By Jessica Allen - Wednesday, May 12, 2010 at 4:00 PM - 4 Comments
Classics clubs are agog as sword-and-sandal epics replace vampires as the trend du jour
On a recent Tuesday evening, seven members of McMaster University’s classics club gathered in Room 719 of Togo Salmon Hall to watch Disney’s animated movie Hercules. So far this academic year they’ve screened Gladiator, 300 and the 1966 classic A Funny Thing Happened on the Way to the Forum. When the film ended and the Doritos bags and Coke bottles had been emptied, club president Rebecca Rathbone got the discussion rolling by raising the question of factual accuracy. “If they did what was historically accurate,” she said, “nobody would find any meaning in them today.” “Yeah,” said a student in the back, “And I don’t think Disney could show Hercules killing his wife and kids.” “Twice,” added another.

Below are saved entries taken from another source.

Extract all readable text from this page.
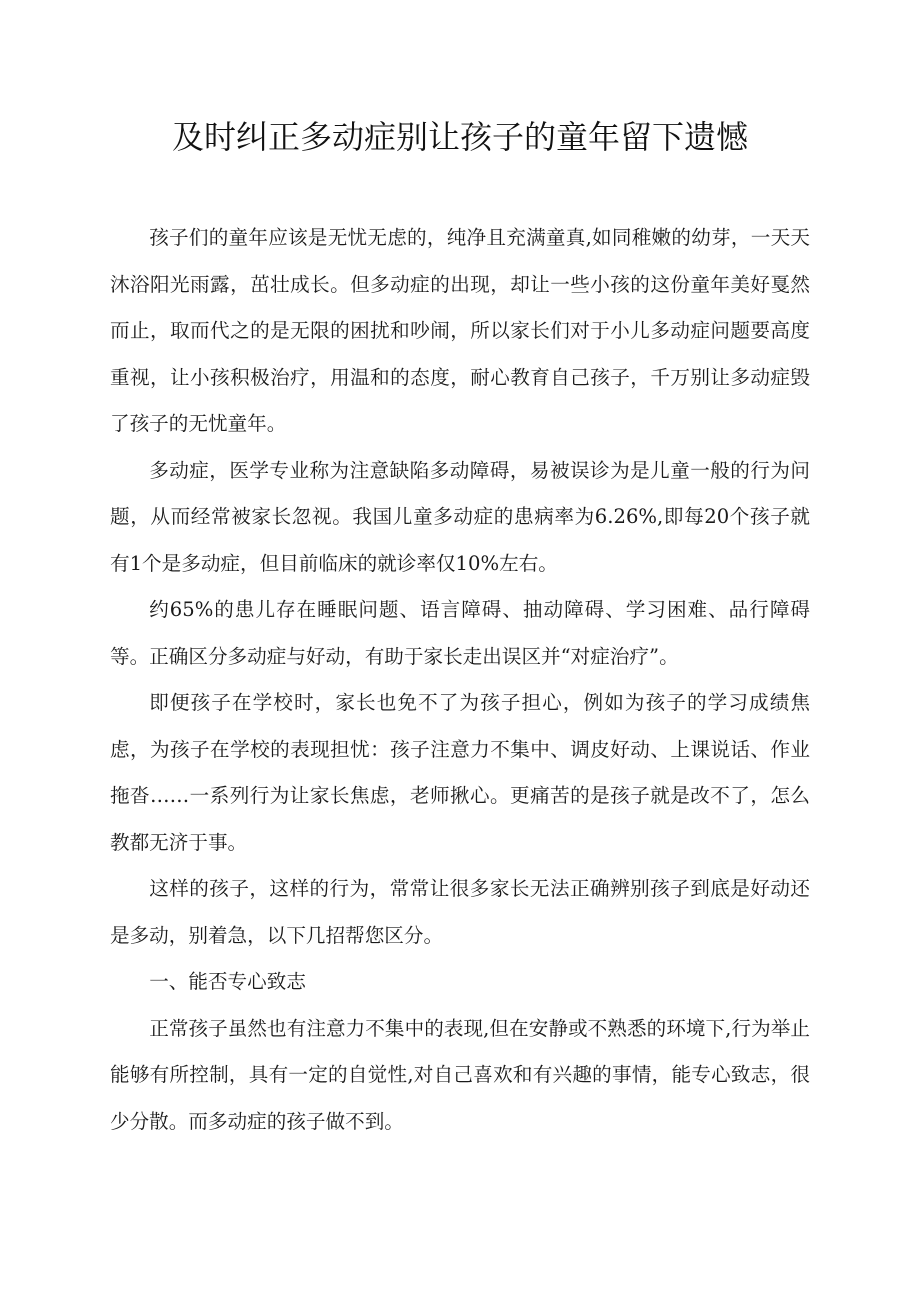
及时纠正多动症别让孩子的童年留下遗憾

孩子们的童年应该是无忧无虑的，纯净且充满童真,如同稚嫩的幼芽，一天天沐浴阳光雨露，茁壮成长。但多动症的出现，却让一些小孩的这份童年美好戛然而止，取而代之的是无限的困扰和吵闹，所以家长们对于小儿多动症问题要高度重视，让小孩积极治疗，用温和的态度，耐心教育自己孩子，千万别让多动症毁了孩子的无忧童年。

多动症，医学专业称为注意缺陷多动障碍，易被误诊为是儿童一般的行为问题，从而经常被家长忽视。我国儿童多动症的患病率为6.26%,即每20个孩子就有1个是多动症，但目前临床的就诊率仅10%左右。

约65%的患儿存在睡眠问题、语言障碍、抽动障碍、学习困难、品行障碍等。正确区分多动症与好动，有助于家长走出误区并“对症治疗”。

即便孩子在学校时，家长也免不了为孩子担心，例如为孩子的学习成绩焦虑，为孩子在学校的表现担忧：孩子注意力不集中、调皮好动、上课说话、作业拖沓……一系列行为让家长焦虑，老师揪心。更痛苦的是孩子就是改不了，怎么教都无济于事。

这样的孩子，这样的行为，常常让很多家长无法正确辨别孩子到底是好动还是多动，别着急，以下几招帮您区分。

一、能否专心致志

正常孩子虽然也有注意力不集中的表现,但在安静或不熟悉的环境下,行为举止能够有所控制，具有一定的自觉性,对自己喜欢和有兴趣的事情，能专心致志，很少分散。而多动症的孩子做不到。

This group was kind. Movie nights are the bread and butter of classics clubs because that’s when members get “to be obnoxious little classicists,” says Sara Mills, a junior at Harvard and president of their classical club. “It’s very hard for us to watch these movies in silence. It’s like, ‘Oh my goodness, look at that outfit!’ ” And Dale Eadeh, president of NYU’s Classics Club, admits, “We can’t resist! It’s the kind of thing where we’ll make a comment and just apologize right after: ‘I’m sorry for ruining the movie but I have a question.’ ” Questions like: why does Alexander the Great’s mother, played by Angelina Jolie, have a Russian accent in Alexander? Why do the Romans in Gladiator take a catapult into a forest? And why does marble statuary inevitably appear pristinely white?